Es ist schon sehr aufregend, dem munteren Geschehen zuzusehen, das Castorf so gekonnt und locker auf die Bühne bringt. Auch dieses Jahr fordert er seinen mitspielenden Dramaturgen und Regieassistenten Patric Seibert ungemein. Dieser ist Betreiber des Shops und darf immer wieder an dem Spiel teilnehmen. Auch der von Adriana Braga Peretzki mit goldenem Kleid und Pelzmantel versehenen Puffmutter Erda kommt in Castorfs Interpretation große Bedeutung zu.

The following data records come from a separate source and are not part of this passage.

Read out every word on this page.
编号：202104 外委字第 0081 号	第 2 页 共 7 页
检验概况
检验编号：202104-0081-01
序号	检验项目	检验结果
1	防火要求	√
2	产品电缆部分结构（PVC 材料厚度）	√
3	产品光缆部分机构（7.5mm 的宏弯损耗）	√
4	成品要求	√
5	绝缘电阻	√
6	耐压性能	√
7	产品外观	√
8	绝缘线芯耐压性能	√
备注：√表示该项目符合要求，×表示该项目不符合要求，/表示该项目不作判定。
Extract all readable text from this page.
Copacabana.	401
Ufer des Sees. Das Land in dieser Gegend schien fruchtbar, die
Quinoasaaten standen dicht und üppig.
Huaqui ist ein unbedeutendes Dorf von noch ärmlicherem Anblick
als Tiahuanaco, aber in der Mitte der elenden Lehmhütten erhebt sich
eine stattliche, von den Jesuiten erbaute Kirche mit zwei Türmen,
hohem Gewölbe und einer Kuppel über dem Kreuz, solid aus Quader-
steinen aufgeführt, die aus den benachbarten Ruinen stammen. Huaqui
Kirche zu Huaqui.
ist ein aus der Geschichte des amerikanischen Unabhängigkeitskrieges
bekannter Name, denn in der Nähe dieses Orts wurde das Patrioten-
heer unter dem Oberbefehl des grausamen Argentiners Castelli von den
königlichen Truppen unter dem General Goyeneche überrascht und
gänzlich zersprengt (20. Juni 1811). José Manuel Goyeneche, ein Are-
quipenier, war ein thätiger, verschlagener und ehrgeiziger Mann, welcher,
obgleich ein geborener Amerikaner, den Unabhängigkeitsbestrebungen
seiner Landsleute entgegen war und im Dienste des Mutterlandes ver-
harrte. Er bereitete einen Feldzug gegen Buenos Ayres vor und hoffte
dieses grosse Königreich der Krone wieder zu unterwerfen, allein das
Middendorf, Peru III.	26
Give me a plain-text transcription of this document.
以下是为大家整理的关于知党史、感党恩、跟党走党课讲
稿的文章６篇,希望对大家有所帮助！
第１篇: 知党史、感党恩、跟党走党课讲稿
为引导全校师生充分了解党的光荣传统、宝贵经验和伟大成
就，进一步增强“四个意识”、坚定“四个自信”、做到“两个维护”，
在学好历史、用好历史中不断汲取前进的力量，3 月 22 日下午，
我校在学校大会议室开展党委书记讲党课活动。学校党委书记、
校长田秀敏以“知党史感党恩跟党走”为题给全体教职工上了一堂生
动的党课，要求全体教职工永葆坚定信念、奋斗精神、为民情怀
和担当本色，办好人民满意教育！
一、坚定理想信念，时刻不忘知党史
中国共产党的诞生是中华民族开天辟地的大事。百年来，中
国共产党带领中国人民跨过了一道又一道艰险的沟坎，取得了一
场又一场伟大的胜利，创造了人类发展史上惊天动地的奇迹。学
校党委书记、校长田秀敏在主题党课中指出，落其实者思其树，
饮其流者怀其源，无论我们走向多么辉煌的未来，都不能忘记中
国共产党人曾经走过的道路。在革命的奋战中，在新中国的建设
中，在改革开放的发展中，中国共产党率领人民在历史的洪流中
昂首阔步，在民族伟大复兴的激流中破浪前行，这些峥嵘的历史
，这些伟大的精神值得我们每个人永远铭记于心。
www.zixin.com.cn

Zwischen ihr und dem als Mafiaboss vorgeführten Wotan geht es ganz schön zur Sache, während der Rest der offenbar aus Italien eingewanderten Götter – eine Sippe von Machos und Schlampen – ein Fest zur Einweihung des medial über einen Monitor flimmernden und auf wackligen Beinen stehenden Prachtbaus Walhall feiert. Man muss sich fragen, ob Brünnhilde bereits an dieser Stelle gezeugt wird. Ihr Vater ist ein Gangster, wie auch die ganze Handlung hier eine Gangsterballade darstellt. Das Rheingold versteht das Regieteam als eine auf dem Grund des Swimmingpools liegende goldene Decke. Später wandelt es sich zu Barren. Am Rand des Schwimmbeckens haben die Rheintöchter zu Beginn ihre Badeanzüge zum Trocknen aufgehängt. Der bequem in einem Liegestuhl liegende moderne Cowboy Alberich, der eine niedliche Loriot-Ente sein eigen nennt, muss dieses Jahr nicht mehr mit Senf beschmiert werden, um auf die flotten Mädchen scharf zu werden. Auch die Bratwurst-Szene präsentiert sich den Zuschauern anders als noch in den vergangenen Jahren. Die Riesen sind bei Castorf Ölmagnate. Fafner trägt wieder einen Ölbart, Fasolt dagegen nicht.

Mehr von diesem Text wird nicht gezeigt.